Sort meetings by start time. Walk through them in order, maintaining a min-heap of end times of currently-occupied rooms. For each new meeting:

If the earliest-ending room is free (its end ≤ this meeting’s start), reuse it — pop and push the new end.
Otherwise we need a new room — push without popping.

The final heap size equals the peak concurrent occupancy = minimum rooms needed.

Walkthrough — intervals=[[0,30],[5,10],[15,20]]

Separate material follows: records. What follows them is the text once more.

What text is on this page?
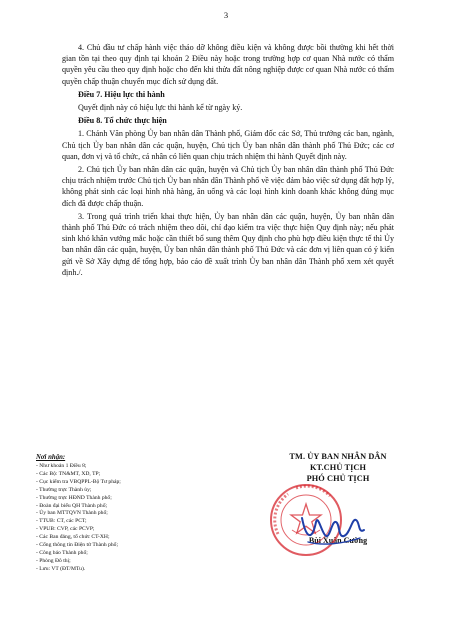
3

4. Chủ đầu tư chấp hành việc tháo dỡ không điều kiện và không được bồi thường khi hết thời gian tồn tại theo quy định tại khoản 2 Điều này hoặc trong trường hợp cơ quan Nhà nước có thẩm quyền yêu cầu theo quy định hoặc cho đến khi thửa đất nông nghiệp được cơ quan Nhà nước có thẩm quyền chấp thuận chuyển mục đích sử dụng đất.

Điều 7. Hiệu lực thi hành

Quyết định này có hiệu lực thi hành kể từ ngày ký.

Điều 8. Tổ chức thực hiện

1. Chánh Văn phòng Ủy ban nhân dân Thành phố, Giám đốc các Sở, Thủ trưởng các ban, ngành, Chủ tịch Ủy ban nhân dân các quận, huyện, Chủ tịch Ủy ban nhân dân thành phố Thủ Đức; các cơ quan, đơn vị và tổ chức, cá nhân có liên quan chịu trách nhiệm thi hành Quyết định này.

2. Chủ tịch Ủy ban nhân dân các quận, huyện và Chủ tịch Ủy ban nhân dân thành phố Thủ Đức chịu trách nhiệm trước Chủ tịch Ủy ban nhân dân Thành phố về việc đảm bảo việc sử dụng đất hợp lý, không phát sinh các loại hình nhà hàng, ăn uống và các loại hình kinh doanh khác không đúng mục đích đã được chấp thuận.

3. Trong quá trình triển khai thực hiện, Ủy ban nhân dân các quận, huyện, Ủy ban nhân dân thành phố Thủ Đức có trách nhiệm theo dõi, chỉ đạo kiểm tra việc thực hiện Quy định này; nếu phát sinh khó khăn vướng mắc hoặc cần thiết bổ sung thêm Quy định cho phù hợp điều kiện thực tế thì Ủy ban nhân dân các quận, huyện, Ủy ban nhân dân thành phố Thủ Đức và các đơn vị liên quan có ý kiến gửi về Sở Xây dựng để tổng hợp, báo cáo đề xuất trình Ủy ban nhân dân Thành phố xem xét quyết định./.

Nơi nhận:
- Như khoản 1 Điều 8;
- Các Bộ: TN&MT, XD, TP;
- Cục kiểm tra VBQPPL-Bộ Tư pháp;
- Thường trực Thành ủy;
- Thường trực HĐND Thành phố;
- Đoàn đại biểu QH Thành phố;
- Ủy ban MTTQVN Thành phố;
- TTUB: CT, các PCT;
- VPUB: CVP, các PCVP;
- Các Ban đảng, tổ chức CT-XH;
- Cổng thông tin Điện tử Thành phố;
- Công báo Thành phố;
- Phòng Đô thị;
- Lưu: VT (ĐT/MTu).
TM. ỦY BAN NHÂN DÂN
KT.CHỦ TỊCH
PHÓ CHỦ TỊCH
Bùi Xuân Cường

sorted by start: [0,30] [5,10] [15,20]
 
[0,30]:  heap = [30]                        (new room)
[5,10]:  5 < 30 → new room   heap = [10,30]
[15,20]: 15 ≥ 10 → reuse     heap = [20,30]
 
peak / final size = 2 ✓

Solution

meeting_rooms_ii.py

import heapq
 
def minMeetingRooms(intervals: list[list[int]]) -> int:
    if not intervals:
        return 0
    intervals.sort(key=lambda x: x[0])          # sort by start
    rooms: list[int] = []                       # min-heap of end times
 
    for start, end in intervals:
        if rooms and rooms[0] <= start:
            heapq.heappop(rooms)                # reuse earliest-freed room
        heapq.heappush(rooms, end)              # allocate (new or reused)
    return len(rooms)

meeting_rooms_ii.ts

function minMeetingRooms(intervals: number[][]): number {
  if (intervals.length === 0) return 0;
  intervals.sort((a, b) => a[0] - b[0]);         // by start
 
  const rooms = minHeap<number>();                // end times of busy rooms
  for (const [start, end] of intervals) {
    if (rooms.size > 0 && (rooms.peek() as number) <= start) rooms.pop();
    rooms.push(end);
  }
  return rooms.size;
}

Complexity

Metric	Value	Reason
Time	`O(n log n)`	Sorting dominates. Each interval does at most one push + one pop — each `O(log n)`.
Space	`O(n)`	Heap can grow to `n` if every meeting overlaps (e.g. all identical intervals).

Edge Case Thinking

Scenario	Handling
Touching endpoints	A ends at 10 and B starts at 10 → room is reusable (`rooms[0] <= start`). Use strict `<` if the problem treats endpoints as overlapping.
Identical intervals	None share a room; heap grows by exactly `len(intervals)`.
Single interval	Returns `1`.
Empty input	Explicit guard returns `0`.
Degenerate zero-length `[5,5]`	Treat consistently with the chosen overlap convention.